How do you guys store tick data?

ET151 · Jul 10, 2010

Quote from Stoxtrader:

Make sure to test any of these new NoSQL databases like Tokyo Cabinet before using them on an actual system that trades real money. For example there are reports of MongoDB dropping/deleting/corrupting data. For example if you disable any logging, consistency checks, etc from PostgreSQL it's as fast as any NoSQL database... at the expense of no logging and consistency checks. "Yay it's blazing fast!" "Hey uh where did my last 6 months of data go?" If you need blazing fast I would recommend using an in-memory database and/or solid state drives.

I have not heard anything negative about Tokyo Cabinet, I'm just sayin'.

I have not tested it out yet, but Tokyo Cabinet claims to store 1 million records in under a second (hash table mode) or 1.6 seconds for B-Tree mode. Are you sure PostGRESQL can keep up with that even without consistency checks? Million record stores in 1.6 seconds is pretty damn fast.

http://www.igvita.com/2009/02/13/tokyo-cabinet-beyond-key-value-store/

It's doesn't look too hard to setup so I hope to test it out soon.
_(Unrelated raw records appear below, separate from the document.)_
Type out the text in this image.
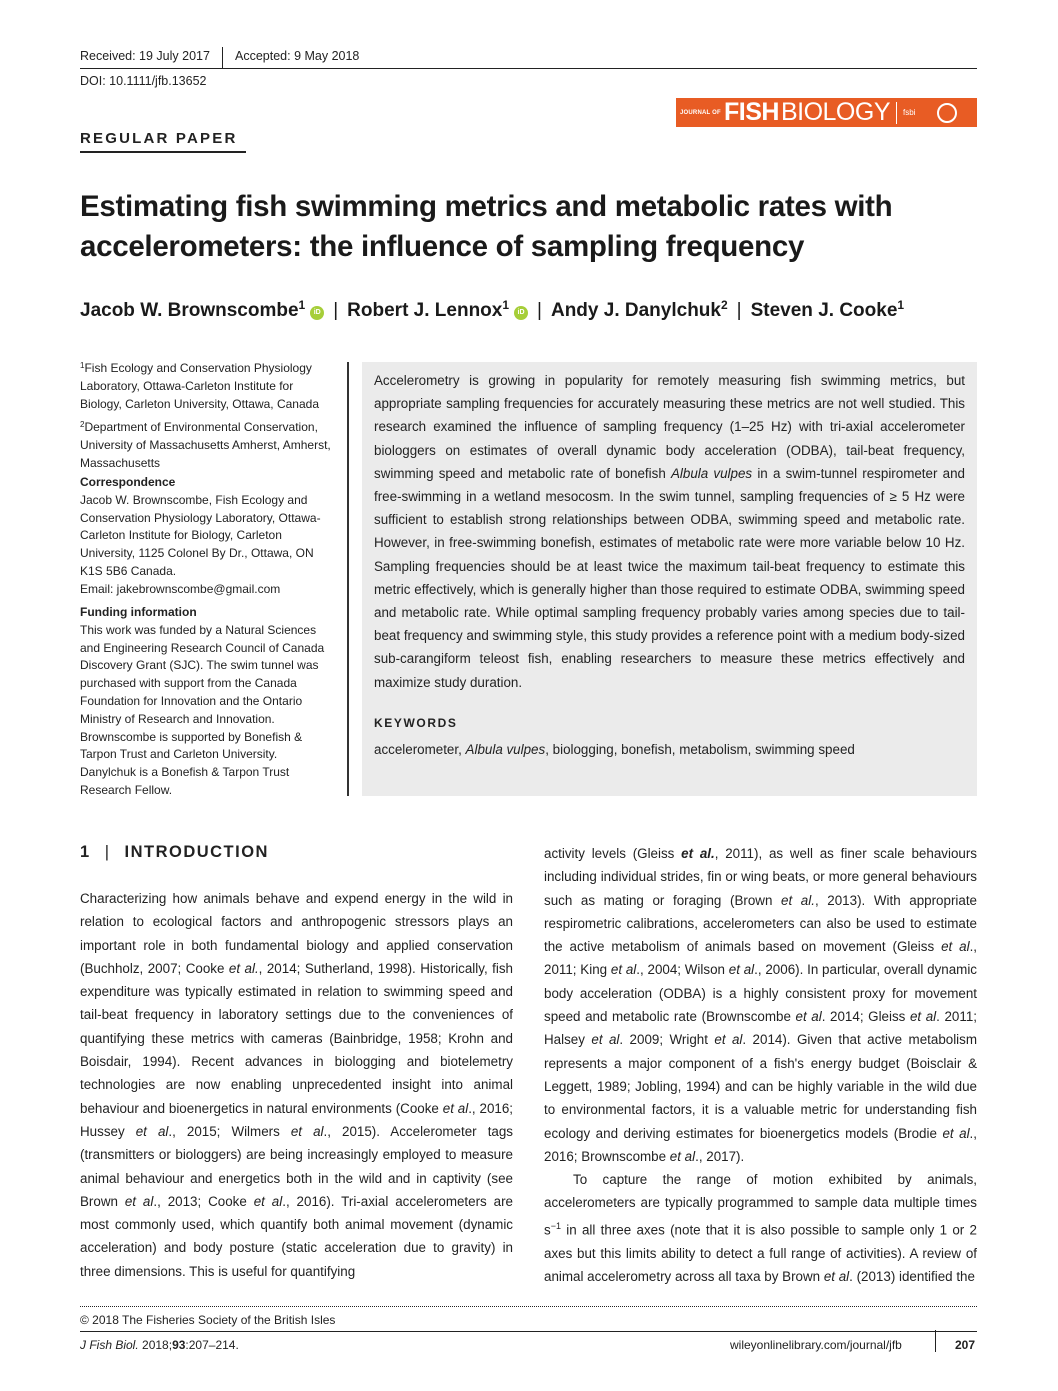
Received: 19 July 2017 Accepted: 9 May 2018
DOI: 10.1111/jfb.13652
JOURNAL OF FISH BIOLOGY fsbi
REGULAR PAPER
Estimating fish swimming metrics and metabolic rates with accelerometers: the influence of sampling frequency
Jacob W. Brownscombe$^1$iD | Robert J. Lennox$^1$iD | Andy J. Danylchuk$^2$ | Steven J. Cooke$^1$
$^1$Fish Ecology and Conservation Physiology Laboratory, Ottawa-Carleton Institute for Biology, Carleton University, Ottawa, Canada
$^2$Department of Environmental Conservation, University of Massachusetts Amherst, Amherst, Massachusetts
Correspondence
Jacob W. Brownscombe, Fish Ecology and Conservation Physiology Laboratory, Ottawa-Carleton Institute for Biology, Carleton University, 1125 Colonel By Dr., Ottawa, ON K1S 5B6 Canada.
Email: jakebrownscombe@gmail.com
Funding information
This work was funded by a Natural Sciences and Engineering Research Council of Canada Discovery Grant (SJC). The swim tunnel was purchased with support from the Canada Foundation for Innovation and the Ontario Ministry of Research and Innovation. Brownscombe is supported by Bonefish & Tarpon Trust and Carleton University. Danylchuk is a Bonefish & Tarpon Trust Research Fellow.
Accelerometry is growing in popularity for remotely measuring fish swimming metrics, but appropriate sampling frequencies for accurately measuring these metrics are not well studied. This research examined the influence of sampling frequency (1–25 Hz) with tri-axial accelerometer biologgers on estimates of overall dynamic body acceleration (ODBA), tail-beat frequency, swimming speed and metabolic rate of bonefish Albula vulpes in a swim-tunnel respirometer and free-swimming in a wetland mesocosm. In the swim tunnel, sampling frequencies of ≥ 5 Hz were sufficient to establish strong relationships between ODBA, swimming speed and metabolic rate. However, in free-swimming bonefish, estimates of metabolic rate were more variable below 10 Hz. Sampling frequencies should be at least twice the maximum tail-beat frequency to estimate this metric effectively, which is generally higher than those required to estimate ODBA, swimming speed and metabolic rate. While optimal sampling frequency probably varies among species due to tail-beat frequency and swimming style, this study provides a reference point with a medium body-sized sub-carangiform teleost fish, enabling researchers to measure these metrics effectively and maximize study duration.
KEYWORDS
accelerometer, Albula vulpes, biologging, bonefish, metabolism, swimming speed
1 | INTRODUCTION

Characterizing how animals behave and expend energy in the wild in relation to ecological factors and anthropogenic stressors plays an important role in both fundamental biology and applied conservation (Buchholz, 2007; Cooke et al., 2014; Sutherland, 1998). Historically, fish expenditure was typically estimated in relation to swimming speed and tail-beat frequency in laboratory settings due to the conveniences of quantifying these metrics with cameras (Bainbridge, 1958; Krohn and Boisdair, 1994). Recent advances in biologging and biotelemetry technologies are now enabling unprecedented insight into animal behaviour and bioenergetics in natural environments (Cooke et al., 2016; Hussey et al., 2015; Wilmers et al., 2015). Accelerometer tags (transmitters or biologgers) are being increasingly employed to measure animal behaviour and energetics both in the wild and in captivity (see Brown et al., 2013; Cooke et al., 2016). Tri-axial accelerometers are most commonly used, which quantify both animal movement (dynamic acceleration) and body posture (static acceleration due to gravity) in three dimensions. This is useful for quantifying

activity levels (Gleiss et al., 2011), as well as finer scale behaviours including individual strides, fin or wing beats, or more general behaviours such as mating or foraging (Brown et al., 2013). With appropriate respirometric calibrations, accelerometers can also be used to estimate the active metabolism of animals based on movement (Gleiss et al., 2011; King et al., 2004; Wilson et al., 2006). In particular, overall dynamic body acceleration (ODBA) is a highly consistent proxy for movement speed and metabolic rate (Brownscombe et al. 2014; Gleiss et al. 2011; Halsey et al. 2009; Wright et al. 2014). Given that active metabolism represents a major component of a fish's energy budget (Boisclair & Leggett, 1989; Jobling, 1994) and can be highly variable in the wild due to environmental factors, it is a valuable metric for understanding fish ecology and deriving estimates for bioenergetics models (Brodie et al., 2016; Brownscombe et al., 2017).

To capture the range of motion exhibited by animals, accelerometers are typically programmed to sample data multiple times $s^{-1}$ in all three axes (note that it is also possible to sample only 1 or 2 axes but this limits ability to detect a full range of activities). A review of animal accelerometry across all taxa by Brown et al. (2013) identified the

© 2018 The Fisheries Society of the British Isles
J Fish Biol. 2018;93:207–214.	wileyonlinelibrary.com/journal/jfb	207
Update: I checked, even SQLLite claims to be much faster than PostgreSQL. (http://www.sqlite.org)/speed.html)

nbates · Jul 10, 2010

solid state drives & flat files...a database in the path of execution or anywhere near market data is a pox on quality

ET151 · Jul 10, 2010

nbates, I've asked this question in another thread...if you go with flat files, are you able to access data in that file while the file is being written? Benefit of database is that you can read and write to it concurrently (single writer, multiple reader).

ET151 · Jul 10, 2010

Umm...just found something better than Tokyo Cabinet...

http://1978th.net/kyotocabinet/

Features

Now that all of my plans have been achieved, Kyoto Cabinet has the following features. Especially, Windows support is remarkable.

* time efficiency: Throughput of updating is more than 100 millions query-per-second.

* space efficiency: Footprint for each record is 8-16 bytes in the hash DB, 2-4 bytes in the tree DB.

* concurrency: The hash DB uses read-write lock for each record. The tree DB uses read-write lock for each page.

* usability: Generic operations of database by interface like the "Visitor" pattern are provided.

* robustness: Manual transaction, auto transaction, and auto recovery are provided.

* portability: UNIX-like systems (Linux, FreeBSD, Solaris, Mac OS X) and Windows (VC++) are supported.

* language bindings: C++, C, Java, Python, Ruby, and Perl are supported.

Compared with Tokyo Cabinet, KC is superior in concurrency, usability, and portability. Although time efficiency for single-thread is better in TC, I recommend KC from now on because multi-core/many-core CPU has been popular. However, I will keep on maintaining TC and fix bugs if they are found.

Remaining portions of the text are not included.